Toda su vida habrá sentido nostalgia de los paganos. Sus choques dolorosos con la resistencia obstinada de su comunidad religiosa lo habrán hecho suspirar por el encuentro con almas nuevas, frescas, impresionables.
Todavía hoy, ¡cuántos se convertirían a Cristo si su imagen no estuviera tapada y desfigurada por quienes se creen sus representantes y casi sus propietarios! El mayor problema de nuestros días no es la fe en el Señor, sino la posibilidad de confiar en la Iglesia.
No somos cristianos, nos hacemos cristianos. El verdadero cristianismo no es ni hereditario ni tradicional: es un encuentro muy personal con Cristo y ese encuentro profundo con Él es siempre desconcertante.
Desconcertó la vida de todos los que lo acogieron. ¿Ha desconcertado también la nuestra? ¿Nos ha arrastrado, individual y colectivamente, hacia una aventura como la suya, hacia un cambio total y permanente?
Porque, si esperamos que cambie la Iglesia, siempre estaremos esperando. La Iglesia no es más que los cristianos. Si nosotros no cambiamos, es inútil acusar a la Iglesia. No es la pertenencia a una comunidad lo que nos salva ni tampoco lo que nos condena. Esa reforma que esperamos de la Iglesia hemos de comenzarla por nosotros mismos, por nuestras comunidades.

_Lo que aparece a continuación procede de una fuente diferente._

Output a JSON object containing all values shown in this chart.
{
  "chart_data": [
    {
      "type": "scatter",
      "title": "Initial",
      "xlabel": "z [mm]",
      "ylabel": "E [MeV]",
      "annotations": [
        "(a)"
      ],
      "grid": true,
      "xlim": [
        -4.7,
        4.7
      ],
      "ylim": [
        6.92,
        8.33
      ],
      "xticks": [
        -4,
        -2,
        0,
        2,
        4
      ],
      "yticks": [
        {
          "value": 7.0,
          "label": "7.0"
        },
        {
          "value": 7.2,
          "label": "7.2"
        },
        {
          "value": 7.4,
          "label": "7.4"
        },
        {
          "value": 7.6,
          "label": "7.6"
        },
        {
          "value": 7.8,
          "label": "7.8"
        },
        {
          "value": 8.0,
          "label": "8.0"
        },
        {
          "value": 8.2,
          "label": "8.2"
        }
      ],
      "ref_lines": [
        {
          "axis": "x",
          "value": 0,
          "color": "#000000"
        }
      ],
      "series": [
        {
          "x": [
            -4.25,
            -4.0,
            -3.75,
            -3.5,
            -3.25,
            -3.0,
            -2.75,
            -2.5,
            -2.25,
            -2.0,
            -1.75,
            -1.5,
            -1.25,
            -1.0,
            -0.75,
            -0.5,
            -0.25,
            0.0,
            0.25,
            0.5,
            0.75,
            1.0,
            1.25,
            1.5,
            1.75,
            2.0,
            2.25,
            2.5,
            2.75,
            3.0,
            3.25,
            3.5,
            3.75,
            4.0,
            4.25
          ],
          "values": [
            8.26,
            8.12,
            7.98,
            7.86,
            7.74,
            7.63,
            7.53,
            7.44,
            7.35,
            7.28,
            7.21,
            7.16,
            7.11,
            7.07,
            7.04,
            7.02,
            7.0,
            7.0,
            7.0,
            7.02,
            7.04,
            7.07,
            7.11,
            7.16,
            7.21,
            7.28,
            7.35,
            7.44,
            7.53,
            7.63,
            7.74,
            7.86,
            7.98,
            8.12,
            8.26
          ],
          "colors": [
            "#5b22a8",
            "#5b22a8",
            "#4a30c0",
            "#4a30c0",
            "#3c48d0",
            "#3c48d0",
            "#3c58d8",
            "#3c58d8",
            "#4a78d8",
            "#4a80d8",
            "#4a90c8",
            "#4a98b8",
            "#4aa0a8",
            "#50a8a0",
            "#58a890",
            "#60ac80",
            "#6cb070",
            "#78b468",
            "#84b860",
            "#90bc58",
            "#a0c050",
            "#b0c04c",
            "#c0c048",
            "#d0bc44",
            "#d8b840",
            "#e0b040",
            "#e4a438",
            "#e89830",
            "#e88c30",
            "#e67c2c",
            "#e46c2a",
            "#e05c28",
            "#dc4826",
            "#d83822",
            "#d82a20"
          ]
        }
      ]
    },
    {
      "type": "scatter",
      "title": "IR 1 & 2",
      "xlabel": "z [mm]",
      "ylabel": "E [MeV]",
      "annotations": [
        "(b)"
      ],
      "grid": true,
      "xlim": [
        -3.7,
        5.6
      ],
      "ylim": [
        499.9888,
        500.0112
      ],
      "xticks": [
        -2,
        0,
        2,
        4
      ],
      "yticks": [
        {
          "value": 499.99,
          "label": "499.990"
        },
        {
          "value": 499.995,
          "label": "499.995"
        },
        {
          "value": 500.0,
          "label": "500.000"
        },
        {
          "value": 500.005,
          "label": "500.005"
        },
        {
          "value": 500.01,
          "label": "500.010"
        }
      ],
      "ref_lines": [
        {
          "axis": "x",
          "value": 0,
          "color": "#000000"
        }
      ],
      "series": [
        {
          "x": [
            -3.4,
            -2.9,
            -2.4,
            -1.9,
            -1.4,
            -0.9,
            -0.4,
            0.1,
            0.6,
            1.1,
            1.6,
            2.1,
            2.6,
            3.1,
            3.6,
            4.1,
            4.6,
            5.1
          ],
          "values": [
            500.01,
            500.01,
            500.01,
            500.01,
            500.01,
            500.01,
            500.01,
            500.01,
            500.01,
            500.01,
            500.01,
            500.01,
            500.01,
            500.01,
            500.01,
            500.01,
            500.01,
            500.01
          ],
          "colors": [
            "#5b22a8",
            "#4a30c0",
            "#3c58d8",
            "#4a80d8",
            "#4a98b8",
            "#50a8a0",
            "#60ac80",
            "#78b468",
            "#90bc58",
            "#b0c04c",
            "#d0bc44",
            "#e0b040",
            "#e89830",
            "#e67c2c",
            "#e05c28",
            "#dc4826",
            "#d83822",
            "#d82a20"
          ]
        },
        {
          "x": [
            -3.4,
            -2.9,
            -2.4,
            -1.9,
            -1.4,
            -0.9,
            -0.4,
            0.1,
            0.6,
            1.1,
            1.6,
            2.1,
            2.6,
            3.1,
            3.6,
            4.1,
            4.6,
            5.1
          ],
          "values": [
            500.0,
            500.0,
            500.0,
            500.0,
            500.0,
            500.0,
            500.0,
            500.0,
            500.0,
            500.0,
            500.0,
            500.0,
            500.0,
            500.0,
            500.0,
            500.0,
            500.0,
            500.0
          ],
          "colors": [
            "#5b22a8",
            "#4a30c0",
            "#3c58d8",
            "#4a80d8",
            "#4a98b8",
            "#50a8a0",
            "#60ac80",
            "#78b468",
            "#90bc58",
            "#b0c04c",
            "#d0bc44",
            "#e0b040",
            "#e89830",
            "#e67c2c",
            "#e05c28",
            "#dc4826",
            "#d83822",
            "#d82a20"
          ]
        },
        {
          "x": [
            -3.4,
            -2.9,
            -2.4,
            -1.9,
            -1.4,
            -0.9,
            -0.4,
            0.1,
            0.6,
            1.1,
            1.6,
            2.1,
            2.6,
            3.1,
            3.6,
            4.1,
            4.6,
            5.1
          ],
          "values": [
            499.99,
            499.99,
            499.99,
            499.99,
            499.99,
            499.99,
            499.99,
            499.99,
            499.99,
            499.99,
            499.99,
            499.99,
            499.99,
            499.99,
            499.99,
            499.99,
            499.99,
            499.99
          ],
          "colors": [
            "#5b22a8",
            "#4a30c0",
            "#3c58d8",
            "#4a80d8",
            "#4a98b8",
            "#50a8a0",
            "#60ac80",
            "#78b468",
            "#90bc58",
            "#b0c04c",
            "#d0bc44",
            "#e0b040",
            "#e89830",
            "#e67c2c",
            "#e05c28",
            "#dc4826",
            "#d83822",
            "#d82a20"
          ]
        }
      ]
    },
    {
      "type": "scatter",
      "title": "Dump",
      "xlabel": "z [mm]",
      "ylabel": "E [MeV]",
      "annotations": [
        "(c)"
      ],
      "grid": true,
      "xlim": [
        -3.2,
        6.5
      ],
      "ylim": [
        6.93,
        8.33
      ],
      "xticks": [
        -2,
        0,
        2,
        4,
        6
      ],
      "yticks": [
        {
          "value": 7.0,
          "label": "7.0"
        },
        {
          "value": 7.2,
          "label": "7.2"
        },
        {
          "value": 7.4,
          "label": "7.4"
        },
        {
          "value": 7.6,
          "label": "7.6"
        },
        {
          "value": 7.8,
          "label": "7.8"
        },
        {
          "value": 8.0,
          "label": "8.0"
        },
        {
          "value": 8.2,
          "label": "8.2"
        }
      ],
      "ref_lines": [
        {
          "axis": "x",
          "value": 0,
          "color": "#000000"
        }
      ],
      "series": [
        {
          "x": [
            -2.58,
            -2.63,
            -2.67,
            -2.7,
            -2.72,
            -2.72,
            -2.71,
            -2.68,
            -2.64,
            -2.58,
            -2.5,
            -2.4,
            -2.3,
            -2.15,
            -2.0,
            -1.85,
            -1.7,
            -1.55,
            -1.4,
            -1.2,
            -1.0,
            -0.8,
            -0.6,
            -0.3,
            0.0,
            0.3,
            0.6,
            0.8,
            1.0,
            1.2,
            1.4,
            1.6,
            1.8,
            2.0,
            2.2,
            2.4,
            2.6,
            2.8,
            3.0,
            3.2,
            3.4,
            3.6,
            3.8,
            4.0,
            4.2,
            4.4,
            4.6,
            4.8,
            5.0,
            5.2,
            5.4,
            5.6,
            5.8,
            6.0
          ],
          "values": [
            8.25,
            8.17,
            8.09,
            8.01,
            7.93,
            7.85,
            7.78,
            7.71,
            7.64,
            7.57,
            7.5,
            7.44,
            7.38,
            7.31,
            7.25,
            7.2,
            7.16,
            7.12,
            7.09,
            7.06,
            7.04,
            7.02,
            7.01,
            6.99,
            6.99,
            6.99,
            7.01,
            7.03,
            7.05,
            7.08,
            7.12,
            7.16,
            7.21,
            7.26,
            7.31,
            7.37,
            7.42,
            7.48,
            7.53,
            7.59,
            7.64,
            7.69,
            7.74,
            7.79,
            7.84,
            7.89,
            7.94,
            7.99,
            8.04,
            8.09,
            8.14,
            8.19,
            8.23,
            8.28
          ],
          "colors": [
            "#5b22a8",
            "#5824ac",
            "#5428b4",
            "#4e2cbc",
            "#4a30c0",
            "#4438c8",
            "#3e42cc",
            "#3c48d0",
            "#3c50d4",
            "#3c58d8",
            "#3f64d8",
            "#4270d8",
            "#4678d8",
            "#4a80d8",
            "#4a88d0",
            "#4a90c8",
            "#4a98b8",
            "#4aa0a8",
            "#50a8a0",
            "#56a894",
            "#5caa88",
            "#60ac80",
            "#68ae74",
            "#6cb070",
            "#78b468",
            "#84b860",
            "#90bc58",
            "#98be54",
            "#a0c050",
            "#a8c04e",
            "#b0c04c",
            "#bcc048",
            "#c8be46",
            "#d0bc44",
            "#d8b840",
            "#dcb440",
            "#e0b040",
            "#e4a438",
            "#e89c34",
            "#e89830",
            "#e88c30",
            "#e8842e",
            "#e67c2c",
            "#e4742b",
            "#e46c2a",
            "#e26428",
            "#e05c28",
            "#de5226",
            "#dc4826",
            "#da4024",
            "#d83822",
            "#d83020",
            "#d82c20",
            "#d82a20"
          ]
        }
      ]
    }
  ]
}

En aquel tiempo, era hermoso ser de la familia de Jesús, pero había que dejar a los hermanos y papás para seguirle, había que hacerse como niños y aceptar aprenderlo todo de nuevo, era necesario saltar todos los obstáculos y arriesgarse a comenzar sin aguardar a los demás.
Queridos hermanos, también todos nosotros queremos ser de la familia de Jesús. Pero cuidémonos para que no lo rechacemos como lo hicieron los suyos en aquel entonces. No confiemos demasiado en nuestras buenas costumbres y tradiciones cristianas. Que no nos pase que la rutina religiosa nos tape u oscurezca la visión hacia el Cristo verdadero.